Струя подхватила тряпицу, рванула, и я быстро дернул ее, даже не подождал, когда она как следует намокнет. Мне срочно надо было хотя бы каплю воды, а то, пожалуй, не выдержу больше и потянусь к ней, покачусь по камню вниз. Схватил сырую тряпку, набил ею рот и сосал, сосал, отжимая зубами влагу, никак не мог оторваться.

Еще раз кинул и так же быстро вытащил. Выжал тряпку надо ртом и даже ремешок облизал. В третий раз она хорошо намокла, и этой вкусной, как в сказке, живой воды набралось на глоток. Хорошо бы весь пиджак спустить на ремешке, но я сдержался. Солнце уйдет через час, тут быстро начнет холодать, а сырой пиджак не наденешь, и я совсем закоченею в майке.

Много влаги пропадало на пальцах, скапывало мимо, и я решил отжимать тряпку над лункой. У меня даже хватило терпения подождать, пока не наполнится ямка и вода не отстоится. Я теперь знал, что такое высшее счастье на земле, – это три глотка воды.

Пока не ушло солнце, я доставал воду. Пил ее уже не торопясь, пить хотелось еще больше, однако я начал привыкать к тому, что воды теперь у меня в неограниченном количестве. Но если б не догадался, как добыть воду, уже бы не мог, наверное, жить. Закурим? Осталось всего три сигареты. Мало…

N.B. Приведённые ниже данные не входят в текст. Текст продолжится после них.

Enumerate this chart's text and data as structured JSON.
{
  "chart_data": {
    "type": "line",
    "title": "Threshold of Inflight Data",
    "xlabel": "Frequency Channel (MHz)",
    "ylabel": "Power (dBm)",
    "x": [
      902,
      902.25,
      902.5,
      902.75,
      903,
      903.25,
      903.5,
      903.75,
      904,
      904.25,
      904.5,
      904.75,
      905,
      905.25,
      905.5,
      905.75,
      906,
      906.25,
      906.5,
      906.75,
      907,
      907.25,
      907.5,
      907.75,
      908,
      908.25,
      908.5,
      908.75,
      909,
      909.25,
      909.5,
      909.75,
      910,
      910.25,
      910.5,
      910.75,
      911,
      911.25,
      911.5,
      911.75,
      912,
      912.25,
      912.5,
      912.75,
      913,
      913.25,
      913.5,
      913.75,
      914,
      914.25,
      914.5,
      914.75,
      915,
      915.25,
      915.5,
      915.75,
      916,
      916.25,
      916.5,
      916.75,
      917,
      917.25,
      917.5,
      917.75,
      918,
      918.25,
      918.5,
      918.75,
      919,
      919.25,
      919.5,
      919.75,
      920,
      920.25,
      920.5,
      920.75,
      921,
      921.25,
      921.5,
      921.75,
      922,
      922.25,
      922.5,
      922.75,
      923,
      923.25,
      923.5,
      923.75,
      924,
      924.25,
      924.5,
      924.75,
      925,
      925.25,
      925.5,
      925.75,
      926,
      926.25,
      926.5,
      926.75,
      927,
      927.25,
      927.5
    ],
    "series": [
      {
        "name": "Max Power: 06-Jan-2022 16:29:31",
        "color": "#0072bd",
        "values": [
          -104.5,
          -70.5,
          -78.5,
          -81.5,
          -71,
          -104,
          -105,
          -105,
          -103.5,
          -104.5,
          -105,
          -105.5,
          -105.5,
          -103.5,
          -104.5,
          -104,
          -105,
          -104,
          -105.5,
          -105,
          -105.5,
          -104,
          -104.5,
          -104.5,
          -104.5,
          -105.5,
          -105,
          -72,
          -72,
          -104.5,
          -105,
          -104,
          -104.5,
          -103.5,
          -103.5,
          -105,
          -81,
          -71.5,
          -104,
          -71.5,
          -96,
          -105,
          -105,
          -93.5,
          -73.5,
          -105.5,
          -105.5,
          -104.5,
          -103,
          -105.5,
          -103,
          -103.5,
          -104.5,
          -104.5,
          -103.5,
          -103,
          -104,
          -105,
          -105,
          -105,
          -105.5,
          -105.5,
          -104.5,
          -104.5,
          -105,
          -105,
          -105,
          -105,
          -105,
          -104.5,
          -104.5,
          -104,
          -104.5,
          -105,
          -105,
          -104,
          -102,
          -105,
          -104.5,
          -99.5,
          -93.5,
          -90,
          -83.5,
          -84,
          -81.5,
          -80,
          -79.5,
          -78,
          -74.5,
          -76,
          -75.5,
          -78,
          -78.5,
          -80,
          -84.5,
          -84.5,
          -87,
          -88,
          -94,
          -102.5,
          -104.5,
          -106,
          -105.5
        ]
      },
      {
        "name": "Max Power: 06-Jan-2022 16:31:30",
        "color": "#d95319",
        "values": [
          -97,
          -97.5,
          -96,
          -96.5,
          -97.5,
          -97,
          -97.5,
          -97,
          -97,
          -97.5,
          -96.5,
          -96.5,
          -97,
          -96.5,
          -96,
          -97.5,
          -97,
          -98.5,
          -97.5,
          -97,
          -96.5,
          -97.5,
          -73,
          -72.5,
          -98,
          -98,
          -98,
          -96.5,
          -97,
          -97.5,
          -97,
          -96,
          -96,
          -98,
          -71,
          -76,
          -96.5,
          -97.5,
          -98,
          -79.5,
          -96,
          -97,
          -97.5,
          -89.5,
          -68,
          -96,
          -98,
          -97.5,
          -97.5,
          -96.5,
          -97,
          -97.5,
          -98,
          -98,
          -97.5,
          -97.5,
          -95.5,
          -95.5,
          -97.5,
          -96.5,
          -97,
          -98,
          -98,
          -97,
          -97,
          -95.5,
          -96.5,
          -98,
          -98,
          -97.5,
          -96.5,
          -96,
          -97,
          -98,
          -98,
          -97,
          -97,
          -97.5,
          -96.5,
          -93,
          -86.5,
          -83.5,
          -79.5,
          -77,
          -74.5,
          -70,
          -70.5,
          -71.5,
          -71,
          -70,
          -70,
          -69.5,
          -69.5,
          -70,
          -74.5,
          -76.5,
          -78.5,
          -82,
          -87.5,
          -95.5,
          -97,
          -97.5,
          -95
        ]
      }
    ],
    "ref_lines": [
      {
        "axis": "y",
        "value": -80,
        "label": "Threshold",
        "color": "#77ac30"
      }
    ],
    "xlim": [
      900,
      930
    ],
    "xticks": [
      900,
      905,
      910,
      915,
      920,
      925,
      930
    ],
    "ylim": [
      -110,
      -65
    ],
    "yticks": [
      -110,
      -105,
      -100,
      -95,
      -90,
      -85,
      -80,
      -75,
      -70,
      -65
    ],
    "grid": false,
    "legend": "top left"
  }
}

На теплых камнях было хорошо. Я устроил ногу поудобней и лег. Солнце ушло, но холодать пока не начало. Почему не летит вертолет? Ведь погода сейчас стоит прекрасная. Конечно, вертолетчику трудно будет сверху что-либо разглядеть, да и взять отсюда меня невозможно: ни сесть, ни зависнуть. И лошади сюда не пройдут, не говоря уже о машине или тракторе. Только люди. Но где они? Где? Стоп! Лучше снова думать о чем-нибудь отвлеченном.

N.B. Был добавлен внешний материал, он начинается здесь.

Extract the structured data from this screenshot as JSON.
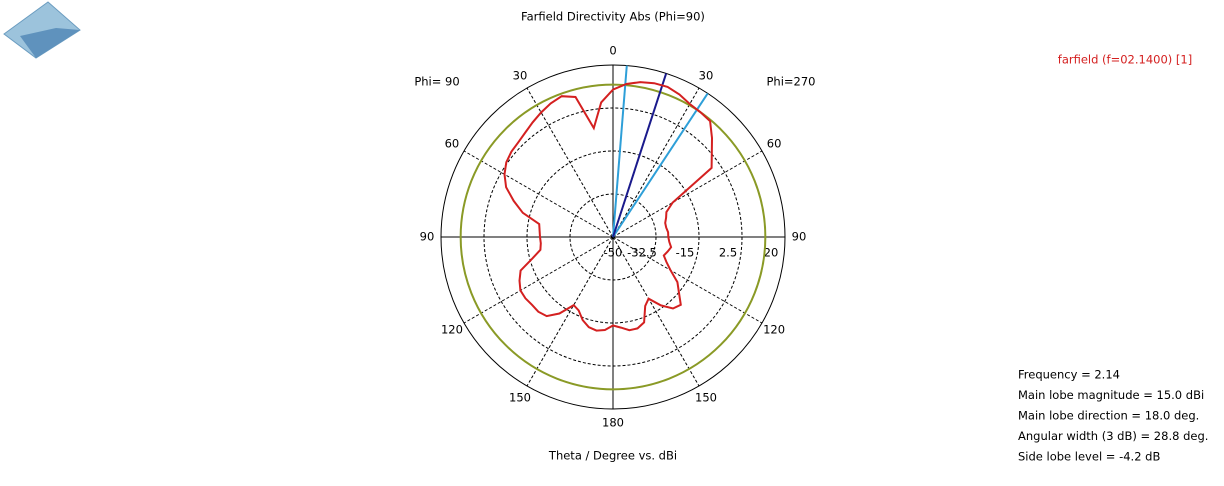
{
  "chart_data": {
    "type": "polar",
    "title": "Farfield Directivity Abs (Phi=90)",
    "left_label": "Phi= 90",
    "right_label": "Phi=270",
    "axis_label": "Theta / Degree vs. dBi",
    "rlim": [
      -50,
      20
    ],
    "rticks": [
      -50,
      -32.5,
      -15,
      2.5,
      20
    ],
    "theta_ticks_right": [
      0,
      30,
      60,
      90,
      120,
      150,
      180
    ],
    "theta_ticks_left": [
      30,
      60,
      90,
      120,
      150
    ],
    "series": [
      {
        "name": "farfield (f=02.1400) [1]",
        "color": "#d42020",
        "theta": [
          0,
          5,
          10,
          15,
          20,
          25,
          30,
          35,
          40,
          45,
          50,
          55,
          60,
          65,
          70,
          75,
          80,
          85,
          90,
          95,
          100,
          105,
          110,
          115,
          120,
          125,
          130,
          135,
          140,
          145,
          150,
          155,
          160,
          165,
          170,
          175,
          180,
          185,
          190,
          195,
          200,
          205,
          210,
          215,
          220,
          225,
          230,
          235,
          240,
          245,
          250,
          255,
          260,
          265,
          270,
          275,
          280,
          285,
          290,
          295,
          300,
          305,
          310,
          315,
          320,
          325,
          330,
          335,
          340,
          345,
          350,
          355
        ],
        "values": [
          10,
          12.5,
          14,
          14.8,
          15,
          14,
          12.5,
          12,
          11.5,
          7,
          2.5,
          -1,
          -22,
          -26,
          -27,
          -28,
          -28,
          -27.5,
          -27.5,
          -27,
          -26,
          -27,
          -28,
          -26,
          -23,
          -18,
          -15,
          -11,
          -12,
          -16,
          -21,
          -19,
          -13,
          -11.5,
          -11.5,
          -13,
          -14,
          -12,
          -11.3,
          -12,
          -14,
          -17,
          -18,
          -12,
          -8,
          -7,
          -7,
          -6.5,
          -6.5,
          -8,
          -10,
          -16,
          -20,
          -20.5,
          -20.3,
          -20,
          -19.5,
          -12,
          -7,
          -2,
          1,
          3,
          4,
          4.5,
          5.5,
          7,
          8.5,
          10,
          11,
          9,
          -5,
          5
        ]
      }
    ],
    "reference_level": 12,
    "reference_color": "#8a9a26",
    "main_lobe_angle": 18,
    "main_lobe_color": "#1a1a8c",
    "beam_edges": [
      4.6,
      33.4
    ],
    "beam_edge_color": "#2e9fd8",
    "info": [
      "Frequency = 2.14",
      "Main lobe magnitude =  15.0 dBi",
      "Main lobe direction =  18.0 deg.",
      "Angular width (3 dB) =  28.8 deg.",
      "Side lobe level =  -4.2 dB"
    ]
  }
}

Мне надо выбраться отсюда во что бы то ни стало. Иначе пройдет, наверное, еще немало времени, пока кто-нибудь сформулирует эту идею, научно докажет всю нелепость современных принципов эксплуатации наших лесов. Как получилось, что технический термин «перестойные леса», определяющий старшую возрастную группу наших древостоев, начали прилагать ко всей тайге, использовать это подсобное понятие для хозяйственной спекуляции? Взялись доказывать, будто все стихийные русские леса застарели, вываливаются, а в тайге пропадает, сгнивает на корню народное добро, и надо, дескать, его скорей собирать сплошным сбором. Но нет в дикой природе старых лесов, как нет молодых! Тайга всегда была такой, как сейчас, она вечно старая и вечно юная, потому что в ней идет постоянная и бесконечная смена поколений. Если таежные массивы целиком гниют и вываливаются сейчас, то почему они не выгнили столетия назад? Работа моя будет ударом по старым методам рубок, но как добиться введения новых?

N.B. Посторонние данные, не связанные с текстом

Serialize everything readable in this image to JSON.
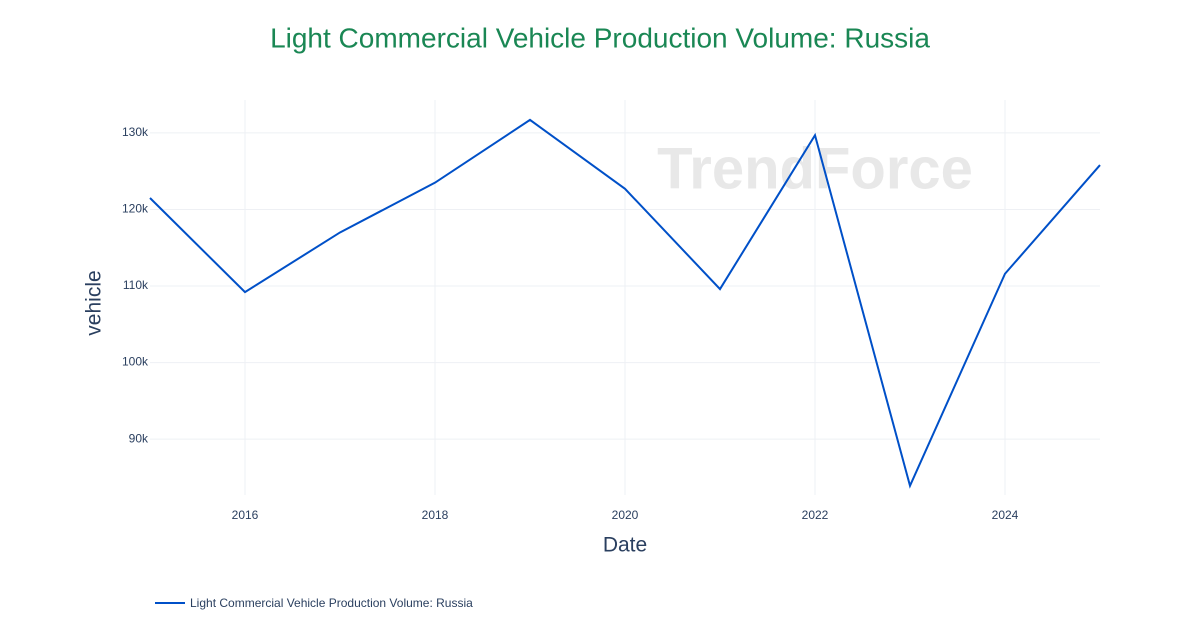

Ищут меня или нет – вот бы что узнать, и тогда я выдержу все. Может, в лысую дубовую башку Сонца наконец-то просочилось желание узнать, что у нас в партии делается? Ведь если мы с Жаминым из партии ушли, но на озеро не вышли, то где мы? Наверно, ребята уже лазят по горам, орут и стреляют. Только ничего у этой реки не услышишь. День еще долгий, и, может, мне на всякий случай знак подать – дожечь остатки всего?

Вот добраться бы до этого гнилого кедра! Но как из расщелины потом выдраться? Если б не это, дыму бы тут напустил – только держись, и грелся бы неделю. Постой, а при чем тут неделя? Через неделю меня уж наверняка не будет, окончусь. От заражения или от голода. Вон там, у мертвого кедра, березка тоненькая свисает со скалы. Доберусь?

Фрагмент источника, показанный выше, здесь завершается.